Hybrid Air Vehicles, the company behind the Airlander 10 airship (the world’s longest aircraft and also known as the “flying bum” for its resemblance to a butt), said on Sunday that its current prototype will not be rebuilt but that it plans to build a new generation of airships, the Guardian reported.
HAV, which is based in Bedford in the UK, has already received the approval of the Civil Aviation Authority for a new line of airships slated for the early 2020s, the Guardian wrote. The paper quoted its CEO Stephen McGlennan as saying:
“Our focus is now entirely on bringing the first batch of production-standard, type-certified Airlander 10 aircraft into service with customers,” said Stephen McGlennan, the company’s chief executive.
“The prototype served its purpose as the world’s first full-sized hybrid aircraft, providing us with the data we needed to move forward from prototype to production-standard. As a result, we do not plan to fly the prototype aircraft again.”

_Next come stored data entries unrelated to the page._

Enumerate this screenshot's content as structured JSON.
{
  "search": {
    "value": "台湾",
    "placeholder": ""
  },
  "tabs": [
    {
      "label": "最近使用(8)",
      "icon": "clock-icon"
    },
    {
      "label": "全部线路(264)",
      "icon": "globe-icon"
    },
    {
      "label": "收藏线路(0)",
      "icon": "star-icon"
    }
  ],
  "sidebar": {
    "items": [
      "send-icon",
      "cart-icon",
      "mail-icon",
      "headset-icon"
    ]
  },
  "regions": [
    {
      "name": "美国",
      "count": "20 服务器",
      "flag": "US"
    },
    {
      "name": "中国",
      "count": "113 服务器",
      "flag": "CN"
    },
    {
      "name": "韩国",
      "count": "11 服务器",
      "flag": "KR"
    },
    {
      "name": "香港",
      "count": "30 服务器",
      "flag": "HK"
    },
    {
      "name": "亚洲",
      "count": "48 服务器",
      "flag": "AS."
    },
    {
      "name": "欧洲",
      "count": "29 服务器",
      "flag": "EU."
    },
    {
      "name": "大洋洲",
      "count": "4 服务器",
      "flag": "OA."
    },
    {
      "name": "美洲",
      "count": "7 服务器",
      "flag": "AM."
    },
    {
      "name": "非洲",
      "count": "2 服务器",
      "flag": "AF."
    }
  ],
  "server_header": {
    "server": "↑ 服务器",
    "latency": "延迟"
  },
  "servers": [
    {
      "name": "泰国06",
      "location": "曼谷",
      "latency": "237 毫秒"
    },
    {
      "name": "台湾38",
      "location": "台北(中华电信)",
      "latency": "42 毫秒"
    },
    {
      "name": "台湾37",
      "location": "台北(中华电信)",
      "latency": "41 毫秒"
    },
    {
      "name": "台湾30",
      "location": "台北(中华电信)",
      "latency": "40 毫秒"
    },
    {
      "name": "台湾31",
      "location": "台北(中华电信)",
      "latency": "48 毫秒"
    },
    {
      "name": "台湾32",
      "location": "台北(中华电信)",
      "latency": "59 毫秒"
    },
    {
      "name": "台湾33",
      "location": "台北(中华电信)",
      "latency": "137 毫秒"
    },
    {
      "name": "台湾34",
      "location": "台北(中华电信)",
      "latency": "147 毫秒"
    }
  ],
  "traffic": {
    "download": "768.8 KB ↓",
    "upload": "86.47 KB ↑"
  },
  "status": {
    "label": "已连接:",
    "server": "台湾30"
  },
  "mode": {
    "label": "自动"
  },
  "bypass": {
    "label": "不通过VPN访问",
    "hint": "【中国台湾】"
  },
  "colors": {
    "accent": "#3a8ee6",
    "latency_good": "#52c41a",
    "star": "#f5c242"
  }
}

HAV describes the 302-foot (92 meter) Airlander 10 on its website as combining the “best characteristics of fixed wing aircraft and helicopters with lighter-than-air technology to create a new breed of hyper-efficient aircraft.” Constructed out of carbon fiber, kevlar, and mylar, and remaining aloft on inert helium, the craft was co-developed by HAV and Northrop Grumman for the U.S. Army’s experimental Long Endurance Multi-intelligence Vehicle (LEMV) program and dubbed the HAV 304.
LEMV was later canceled by the military and the airship was repurchased by HAV, transferred back to one of its facilities in Cardington, and converted into the Airlander 10, a civilian model. According to the Guardian, it has achieved altitudes of 7,000 feet (2,134 meters) and a top speed of 50 knots.
Beyond its size and butt-like appearance, the Airlander 10 is also known for accidents during its two of its six test flights. In August 2016, the airship crashed after taking off from RAF Cardington airfield in Bedfordshire. In November 2017, the craft tore free of its moorings before ripping open, with the firm saying the resulting deflation was the result of automatic safety features designed to bring it down if it broke free of its mast. One person suffered minor injuries in the latter incident.
According to the Guardian, HAV had to abandon plans to use the Airlander 10 prototype as a “test article and sales demonstrator” after the latter incident, though it won over $25 million (20 million pounds) in insurance payouts for the “very significant damage” to the airship. McGlennan stated that HAV is now focused on moving forward to a production-ready Airlander model, including “all the details that make the difference between a prototype and a product.” The Guardian added that HAV appears to be quickly moving through the regulatory process:
The company, founded in 2007, added it was in a “strong position to launch production” of the new aircraft, with the design already approved by the European Aviation Safety Agency.
It said that it usually takes more than a year to prepare a facility for a CAA production organisation approval audit, but the Airlander Technology Centre was audit-ready within six months.
As the Verge noted, in addition to whatever successor is planned for Airlander 10, HAV is also planning an Airlander 50 model it describes as its “big brother,” capable of carrying 55 U.S. tons.